Previously, Barclays was bearish on the entire Agency mREIT sector, leaving every Buy rating downgraded. Now, analysts at Barclays have come out with their estimates and expectations about what your favorite mortgage REIT might disclose at the end of the second quarter. This article attempts to present those estimates and determine which is the best positioned Agency-only mREIT.
Current environment
The second quarter was overshadowed with concerns about the unwinding of QE3. The markets have already started pricing in the effect of the eventual halt of the easing, and as a result, investors can see wider MBS spreads and higher yields. Overall, the sell-off within the Agency mREIT space continued across the board with 15-year fixed rate residential Agency MBS holding up better than the 30-year fixed rate Agency paper.
While the widening of the Agency MBS spread continued to pose a risk for book values in the near-term, the long-term perspective is bright. That’s because in the longer-term, this wide spread would translate into higher returns as mREITs deploy more capital into new production high yielding MBS. Analysts at Barclays also believe that if the MBS spread continues to widen, hybrids should be preferred over their Agency-only counterparts.
Incremental return from forward settling markets
Analysts at Barclays believe American Capital Agency Corp. (NASDAQ:AGNC) will benefit the most from incremental returns from forward settling markets with an upside if the spreads remain elevated and the company deploys more capital into new production MBS with high yields.
Overall, you can expect interest income that is below the first quarter levels and interest expense that is significantly above the prior level, causing the net interest income to decline over the linked quarter. This should cause core income to decline over the same time period. Analysts at Barclays expect American Capital Agency Corp. (NASDAQ:AGNC) to announce a book value decline of as much as 11.5% during the second quarter.
Increased hedging cost
ARMOUR Residential REIT, Inc. (NYSE:ARR) is another pure-play mREIT for which analysts at Barclays are not bullish.

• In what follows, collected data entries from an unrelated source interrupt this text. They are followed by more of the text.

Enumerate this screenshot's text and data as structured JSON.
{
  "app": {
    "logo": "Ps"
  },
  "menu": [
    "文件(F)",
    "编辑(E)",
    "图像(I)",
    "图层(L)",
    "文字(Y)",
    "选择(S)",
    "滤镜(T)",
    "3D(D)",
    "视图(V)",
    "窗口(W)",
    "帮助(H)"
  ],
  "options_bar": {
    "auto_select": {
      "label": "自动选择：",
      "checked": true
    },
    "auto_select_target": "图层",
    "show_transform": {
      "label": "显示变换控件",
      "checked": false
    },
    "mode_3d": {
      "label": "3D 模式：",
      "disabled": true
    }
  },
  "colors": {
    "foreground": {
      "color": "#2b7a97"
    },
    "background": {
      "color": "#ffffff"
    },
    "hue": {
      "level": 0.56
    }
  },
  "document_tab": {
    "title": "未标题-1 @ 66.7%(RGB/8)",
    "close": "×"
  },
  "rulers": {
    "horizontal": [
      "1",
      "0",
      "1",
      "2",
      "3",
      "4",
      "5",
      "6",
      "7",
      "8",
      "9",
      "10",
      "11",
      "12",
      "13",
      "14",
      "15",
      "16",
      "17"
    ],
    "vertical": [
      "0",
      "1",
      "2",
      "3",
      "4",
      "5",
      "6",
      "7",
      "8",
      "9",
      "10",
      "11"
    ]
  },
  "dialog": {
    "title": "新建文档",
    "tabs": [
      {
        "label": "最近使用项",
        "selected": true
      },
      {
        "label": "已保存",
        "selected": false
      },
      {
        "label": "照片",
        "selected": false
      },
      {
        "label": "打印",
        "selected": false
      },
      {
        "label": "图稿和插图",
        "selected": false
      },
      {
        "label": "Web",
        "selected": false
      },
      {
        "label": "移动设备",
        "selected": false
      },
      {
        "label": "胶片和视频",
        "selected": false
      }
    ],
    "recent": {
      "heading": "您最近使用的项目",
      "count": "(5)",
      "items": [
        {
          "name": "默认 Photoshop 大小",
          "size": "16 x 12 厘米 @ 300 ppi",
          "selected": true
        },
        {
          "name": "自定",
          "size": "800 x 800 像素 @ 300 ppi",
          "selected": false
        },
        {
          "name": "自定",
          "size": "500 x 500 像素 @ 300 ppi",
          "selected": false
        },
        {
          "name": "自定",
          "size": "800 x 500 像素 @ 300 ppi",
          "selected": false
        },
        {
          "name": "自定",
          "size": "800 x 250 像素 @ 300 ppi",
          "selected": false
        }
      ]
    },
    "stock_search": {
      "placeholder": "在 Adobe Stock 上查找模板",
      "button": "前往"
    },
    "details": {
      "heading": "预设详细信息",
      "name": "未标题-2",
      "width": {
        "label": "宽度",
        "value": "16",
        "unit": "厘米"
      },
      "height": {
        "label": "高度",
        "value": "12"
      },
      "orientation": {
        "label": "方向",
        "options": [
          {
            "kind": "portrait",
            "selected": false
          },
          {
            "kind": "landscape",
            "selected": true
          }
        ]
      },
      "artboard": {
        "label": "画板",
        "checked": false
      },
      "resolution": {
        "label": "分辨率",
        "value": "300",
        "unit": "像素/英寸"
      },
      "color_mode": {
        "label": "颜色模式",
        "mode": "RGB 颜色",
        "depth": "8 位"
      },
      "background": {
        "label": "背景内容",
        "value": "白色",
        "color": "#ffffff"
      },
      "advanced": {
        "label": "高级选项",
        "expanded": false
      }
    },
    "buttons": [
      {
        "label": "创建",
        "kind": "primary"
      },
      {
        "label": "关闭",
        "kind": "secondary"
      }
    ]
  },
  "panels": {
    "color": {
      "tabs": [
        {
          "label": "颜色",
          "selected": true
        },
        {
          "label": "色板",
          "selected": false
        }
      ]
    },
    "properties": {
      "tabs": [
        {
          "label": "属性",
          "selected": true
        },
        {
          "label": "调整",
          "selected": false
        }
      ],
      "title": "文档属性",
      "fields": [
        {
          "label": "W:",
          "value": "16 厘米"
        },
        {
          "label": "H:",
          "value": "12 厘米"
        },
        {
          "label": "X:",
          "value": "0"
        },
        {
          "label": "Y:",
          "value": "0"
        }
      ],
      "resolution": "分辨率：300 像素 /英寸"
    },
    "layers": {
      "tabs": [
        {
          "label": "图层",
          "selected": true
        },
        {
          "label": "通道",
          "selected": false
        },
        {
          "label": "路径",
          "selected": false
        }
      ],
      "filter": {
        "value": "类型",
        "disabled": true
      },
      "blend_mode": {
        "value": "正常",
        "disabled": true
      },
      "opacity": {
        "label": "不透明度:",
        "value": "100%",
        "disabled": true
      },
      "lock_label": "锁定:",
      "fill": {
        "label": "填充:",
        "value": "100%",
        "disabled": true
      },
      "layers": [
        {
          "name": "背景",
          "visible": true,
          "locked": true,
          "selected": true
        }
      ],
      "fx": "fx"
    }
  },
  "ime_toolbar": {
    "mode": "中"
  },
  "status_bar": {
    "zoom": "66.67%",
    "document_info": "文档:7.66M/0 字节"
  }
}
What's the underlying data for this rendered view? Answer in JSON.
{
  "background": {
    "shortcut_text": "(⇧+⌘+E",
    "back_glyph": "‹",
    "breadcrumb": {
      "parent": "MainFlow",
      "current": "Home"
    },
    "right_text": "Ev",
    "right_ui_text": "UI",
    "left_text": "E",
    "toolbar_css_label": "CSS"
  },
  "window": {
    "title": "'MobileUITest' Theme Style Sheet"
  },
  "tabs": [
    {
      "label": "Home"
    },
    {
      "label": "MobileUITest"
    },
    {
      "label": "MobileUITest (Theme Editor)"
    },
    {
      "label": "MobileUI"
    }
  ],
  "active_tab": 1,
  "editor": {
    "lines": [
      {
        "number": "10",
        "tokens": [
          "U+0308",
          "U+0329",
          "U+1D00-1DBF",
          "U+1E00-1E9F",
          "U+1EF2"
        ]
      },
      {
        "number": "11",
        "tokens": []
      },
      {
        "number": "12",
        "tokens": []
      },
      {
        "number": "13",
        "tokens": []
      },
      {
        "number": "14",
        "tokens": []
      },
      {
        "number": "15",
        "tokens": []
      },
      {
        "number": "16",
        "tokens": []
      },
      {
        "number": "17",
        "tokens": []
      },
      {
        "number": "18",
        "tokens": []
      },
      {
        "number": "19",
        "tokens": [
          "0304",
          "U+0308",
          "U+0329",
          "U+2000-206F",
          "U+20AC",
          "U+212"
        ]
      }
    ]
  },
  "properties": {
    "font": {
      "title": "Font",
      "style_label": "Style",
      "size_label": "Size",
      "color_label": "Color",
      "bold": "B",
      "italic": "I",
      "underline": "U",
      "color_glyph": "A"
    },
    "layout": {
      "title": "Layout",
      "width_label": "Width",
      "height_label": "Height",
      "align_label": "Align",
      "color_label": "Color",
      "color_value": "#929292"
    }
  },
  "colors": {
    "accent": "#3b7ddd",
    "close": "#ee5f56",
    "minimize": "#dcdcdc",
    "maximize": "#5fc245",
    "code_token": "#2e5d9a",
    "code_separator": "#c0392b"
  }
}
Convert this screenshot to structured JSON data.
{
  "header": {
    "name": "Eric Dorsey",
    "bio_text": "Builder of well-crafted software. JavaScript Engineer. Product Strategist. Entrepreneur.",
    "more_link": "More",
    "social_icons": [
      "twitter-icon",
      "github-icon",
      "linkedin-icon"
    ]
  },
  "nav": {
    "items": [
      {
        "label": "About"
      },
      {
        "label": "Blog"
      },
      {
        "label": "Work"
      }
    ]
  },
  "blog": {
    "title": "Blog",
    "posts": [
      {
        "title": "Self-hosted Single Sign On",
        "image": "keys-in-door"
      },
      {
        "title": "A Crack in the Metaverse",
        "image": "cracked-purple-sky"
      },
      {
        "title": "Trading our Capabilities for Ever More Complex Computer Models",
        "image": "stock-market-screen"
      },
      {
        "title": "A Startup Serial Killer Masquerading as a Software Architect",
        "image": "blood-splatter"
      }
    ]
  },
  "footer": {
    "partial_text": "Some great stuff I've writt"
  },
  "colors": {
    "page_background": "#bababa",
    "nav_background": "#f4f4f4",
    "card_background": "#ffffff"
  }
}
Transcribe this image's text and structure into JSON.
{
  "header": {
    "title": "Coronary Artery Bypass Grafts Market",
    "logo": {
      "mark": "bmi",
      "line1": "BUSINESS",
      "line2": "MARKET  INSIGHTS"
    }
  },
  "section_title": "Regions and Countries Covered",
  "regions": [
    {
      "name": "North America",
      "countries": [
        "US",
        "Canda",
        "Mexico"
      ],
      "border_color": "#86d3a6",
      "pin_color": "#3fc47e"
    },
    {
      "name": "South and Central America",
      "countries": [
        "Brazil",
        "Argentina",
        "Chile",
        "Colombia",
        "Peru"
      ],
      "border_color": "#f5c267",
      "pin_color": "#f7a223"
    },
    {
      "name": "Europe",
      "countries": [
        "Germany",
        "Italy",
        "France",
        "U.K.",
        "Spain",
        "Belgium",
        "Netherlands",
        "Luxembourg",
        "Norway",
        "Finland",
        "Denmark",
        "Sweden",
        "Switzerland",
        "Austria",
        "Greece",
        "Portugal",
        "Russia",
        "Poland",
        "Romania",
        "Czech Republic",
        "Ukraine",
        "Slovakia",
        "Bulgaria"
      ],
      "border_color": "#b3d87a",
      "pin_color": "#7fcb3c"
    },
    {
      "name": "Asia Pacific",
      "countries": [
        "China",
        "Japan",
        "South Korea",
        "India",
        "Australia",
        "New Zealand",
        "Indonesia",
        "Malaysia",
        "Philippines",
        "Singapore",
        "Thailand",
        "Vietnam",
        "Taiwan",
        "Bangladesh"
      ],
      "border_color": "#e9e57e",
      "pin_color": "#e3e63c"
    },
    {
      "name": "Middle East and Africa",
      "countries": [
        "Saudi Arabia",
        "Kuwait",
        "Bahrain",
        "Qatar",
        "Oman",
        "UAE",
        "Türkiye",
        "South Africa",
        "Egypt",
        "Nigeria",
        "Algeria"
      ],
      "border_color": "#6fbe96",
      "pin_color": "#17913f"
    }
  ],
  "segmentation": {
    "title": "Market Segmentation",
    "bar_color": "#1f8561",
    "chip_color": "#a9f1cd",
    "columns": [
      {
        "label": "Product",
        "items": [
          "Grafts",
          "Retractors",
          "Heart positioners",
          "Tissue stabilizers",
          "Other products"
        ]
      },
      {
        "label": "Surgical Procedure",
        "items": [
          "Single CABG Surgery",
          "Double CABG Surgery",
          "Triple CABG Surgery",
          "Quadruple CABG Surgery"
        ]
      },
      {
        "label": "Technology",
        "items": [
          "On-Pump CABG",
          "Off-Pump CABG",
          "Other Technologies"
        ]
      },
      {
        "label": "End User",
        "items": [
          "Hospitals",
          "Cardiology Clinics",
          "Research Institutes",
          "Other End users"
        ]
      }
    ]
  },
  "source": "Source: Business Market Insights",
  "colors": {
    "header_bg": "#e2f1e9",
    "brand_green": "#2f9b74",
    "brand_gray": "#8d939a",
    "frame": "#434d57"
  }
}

They believe its net interest spread will take a modest hit due to increased hedging costs during the quarter. Like American Capital Agency Corp. (NASDAQ:AGNC), ARMOUR Residential REIT, Inc. (NYSE:ARR) will require more time to take advantage of the prevailing wider spreads. However, it’s current monthly dividend distribution of $0.07 per share is viewed as sustainable by Barclays. You should expect significant downside if the company decides to sell large chunks of its assets to avoid adding more leverage as book value declined.
Given the company’s high concentration in the low-coupon and longer duration (30-year) securities, its book value is estimated to decline by 15% over the prior quarter, while the net interest income could surge as much as 18%.
Net interest rate spread widening
Annaly Capital Management, Inc. (NYSE:NLY), the largest mREIT, will be one of the very few mREITs that Barclays expect to report a wider net interest rate spread during the second quarter. During the first quarter, Annaly Capital Management, Inc. (NYSE:NLY) sold nearly $17.2 billion worth of Agency MBS at a lower average yield, and also decreased its cost of funds. A combination of these factors is expected to lead to the wider spread. Further, its bottom line will also benefit from the accretion of its recent CreXus acquisition.